Manufacturers head into 2018 optimistic about their industry, according to a national survey from EKS&H.

National optimism increased 18.1 percent year-over-year, while regional optimism grew by 11.1 percent and globally it grew 13.7 percent.

In fact, about 62 percent of manufacturers surveyed expect their sectors to grow.

“One thing that leads off the top is the remarkable optimism,” Chris Otto, a partner with EKS&H and leader of the manufacturing niche for that firm, told BizWest.

In fact, one indicator of that optimism is the growth in response the survey got this year compared to last year.
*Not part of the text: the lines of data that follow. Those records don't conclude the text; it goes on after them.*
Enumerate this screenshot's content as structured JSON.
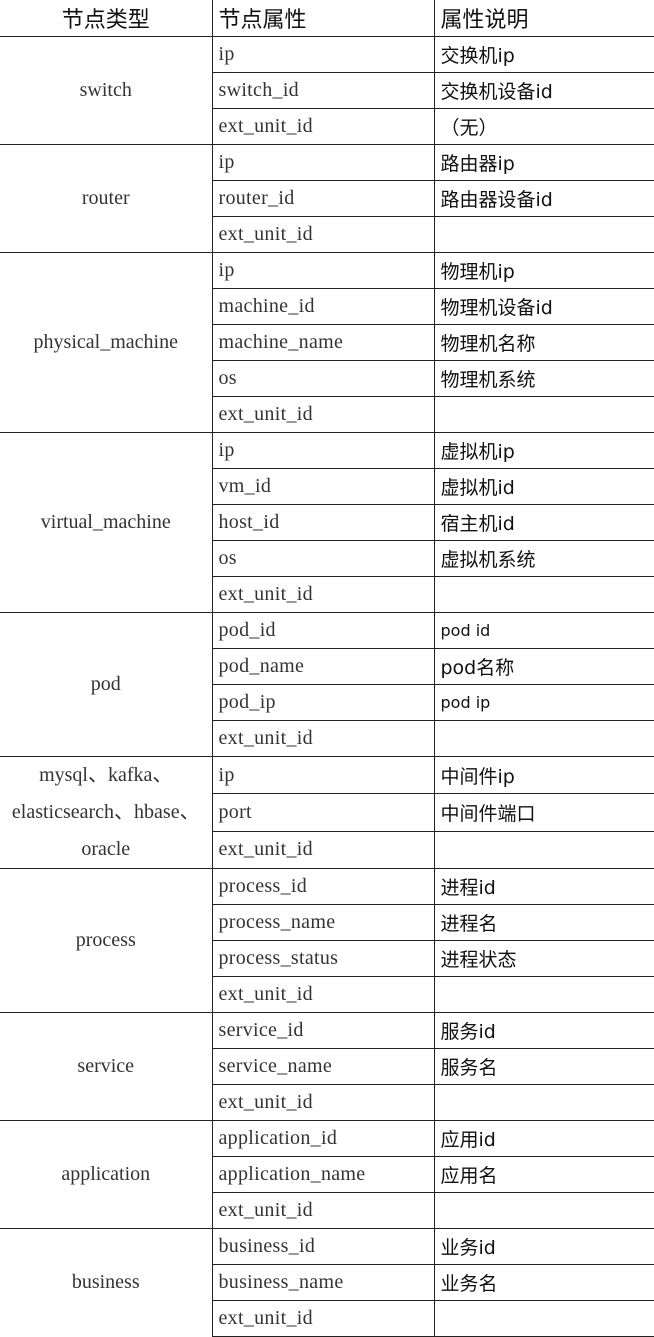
{
  "headers": [
    "节点类型",
    "节点属性",
    "属性说明"
  ],
  "groups": [
    {
      "type": "switch",
      "rows": [
        [
          "ip",
          "交换机ip"
        ],
        [
          "switch_id",
          "交换机设备id"
        ],
        [
          "ext_unit_id",
          "（无）"
        ]
      ]
    },
    {
      "type": "router",
      "rows": [
        [
          "ip",
          "路由器ip"
        ],
        [
          "router_id",
          "路由器设备id"
        ],
        [
          "ext_unit_id",
          ""
        ]
      ]
    },
    {
      "type": "physical_machine",
      "rows": [
        [
          "ip",
          "物理机ip"
        ],
        [
          "machine_id",
          "物理机设备id"
        ],
        [
          "machine_name",
          "物理机名称"
        ],
        [
          "os",
          "物理机系统"
        ],
        [
          "ext_unit_id",
          ""
        ]
      ]
    },
    {
      "type": "virtual_machine",
      "rows": [
        [
          "ip",
          "虚拟机ip"
        ],
        [
          "vm_id",
          "虚拟机id"
        ],
        [
          "host_id",
          "宿主机id"
        ],
        [
          "os",
          "虚拟机系统"
        ],
        [
          "ext_unit_id",
          ""
        ]
      ]
    },
    {
      "type": "pod",
      "rows": [
        [
          "pod_id",
          "pod id"
        ],
        [
          "pod_name",
          "pod名称"
        ],
        [
          "pod_ip",
          "pod ip"
        ],
        [
          "ext_unit_id",
          ""
        ]
      ]
    },
    {
      "type": "mysql、kafka、elasticsearch、hbase、oracle",
      "rows": [
        [
          "ip",
          "中间件ip"
        ],
        [
          "port",
          "中间件端口"
        ],
        [
          "ext_unit_id",
          ""
        ]
      ]
    },
    {
      "type": "process",
      "rows": [
        [
          "process_id",
          "进程id"
        ],
        [
          "process_name",
          "进程名"
        ],
        [
          "process_status",
          "进程状态"
        ],
        [
          "ext_unit_id",
          ""
        ]
      ]
    },
    {
      "type": "service",
      "rows": [
        [
          "service_id",
          "服务id"
        ],
        [
          "service_name",
          "服务名"
        ],
        [
          "ext_unit_id",
          ""
        ]
      ]
    },
    {
      "type": "application",
      "rows": [
        [
          "application_id",
          "应用id"
        ],
        [
          "application_name",
          "应用名"
        ],
        [
          "ext_unit_id",
          ""
        ]
      ]
    },
    {
      "type": "business",
      "rows": [
        [
          "business_id",
          "业务id"
        ],
        [
          "business_name",
          "业务名"
        ],
        [
          "ext_unit_id",
          ""
        ]
      ]
    }
  ]
}
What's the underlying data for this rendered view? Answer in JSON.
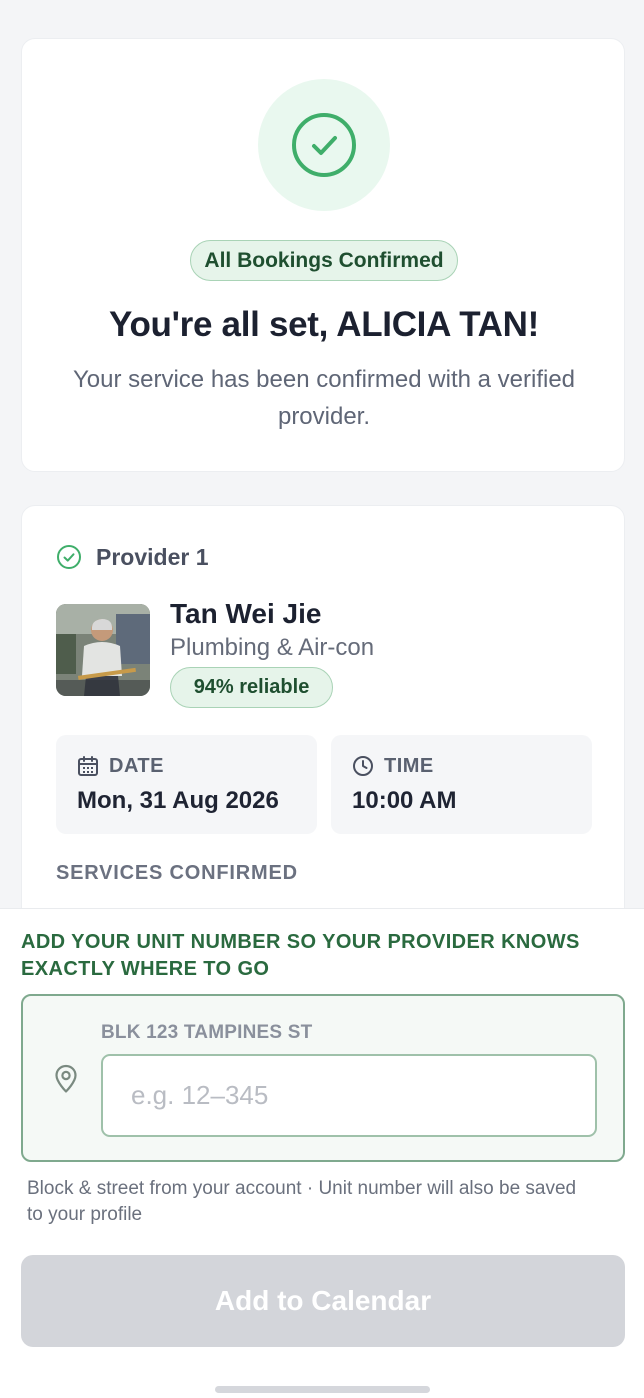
{
  "confirmation": {
    "status_pill": "All Bookings Confirmed",
    "title": "You're all set, ALICIA TAN!",
    "subtitle": "Your service has been confirmed with a verified provider.",
    "icon": "check-circle-icon"
  },
  "provider": {
    "heading": "Provider 1",
    "name": "Tan Wei Jie",
    "category": "Plumbing & Air-con",
    "reliability": "94% reliable",
    "date_label": "DATE",
    "date_value": "Mon, 31 Aug 2026",
    "time_label": "TIME",
    "time_value": "10:00 AM",
    "services_label": "SERVICES CONFIRMED"
  },
  "address": {
    "heading": "ADD YOUR UNIT NUMBER SO YOUR PROVIDER KNOWS EXACTLY WHERE TO GO",
    "street": "BLK 123 TAMPINES ST",
    "unit_value": "",
    "unit_placeholder": "e.g. 12–345",
    "helper": "Block & street from your account · Unit number will also be saved to your profile"
  },
  "actions": {
    "add_to_calendar": "Add to Calendar"
  },
  "colors": {
    "accent_green": "#2f9e5c",
    "pill_bg": "#e6f4ea",
    "button_disabled": "#d3d5da"
  }
}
It’s the second time EKS&H has done this survey and there were more than 450 participants.

There are three main areas of priority for manufacturers: growing sales, cutting costs and addressing the talent gap, an area of focus Northern Colorado manufacturers have also expressed.

  • Growing Sales: About 81 percent of participants said they expect revenue increases, 64 percent will spend 1 to 10 percent of revenue on research and development and 20 percent are considering mergers as an option.

  • Cutting Costs: About 25 percent of participants said they expect a moderate to significant decrease in taxes but just 2 to 3 percent said they expect raw material, technology and labor costs to decrease.

  • Talent: Half of the participants said they expect to increase hiring despite the top barrier to growth being a labor shortage. The most important strategies for attracting and retaining talent are listed as increasing compensation packages, conducting internal training and apprenticeships, developing strategies to reduce turnover and being more deliberate about succession planning.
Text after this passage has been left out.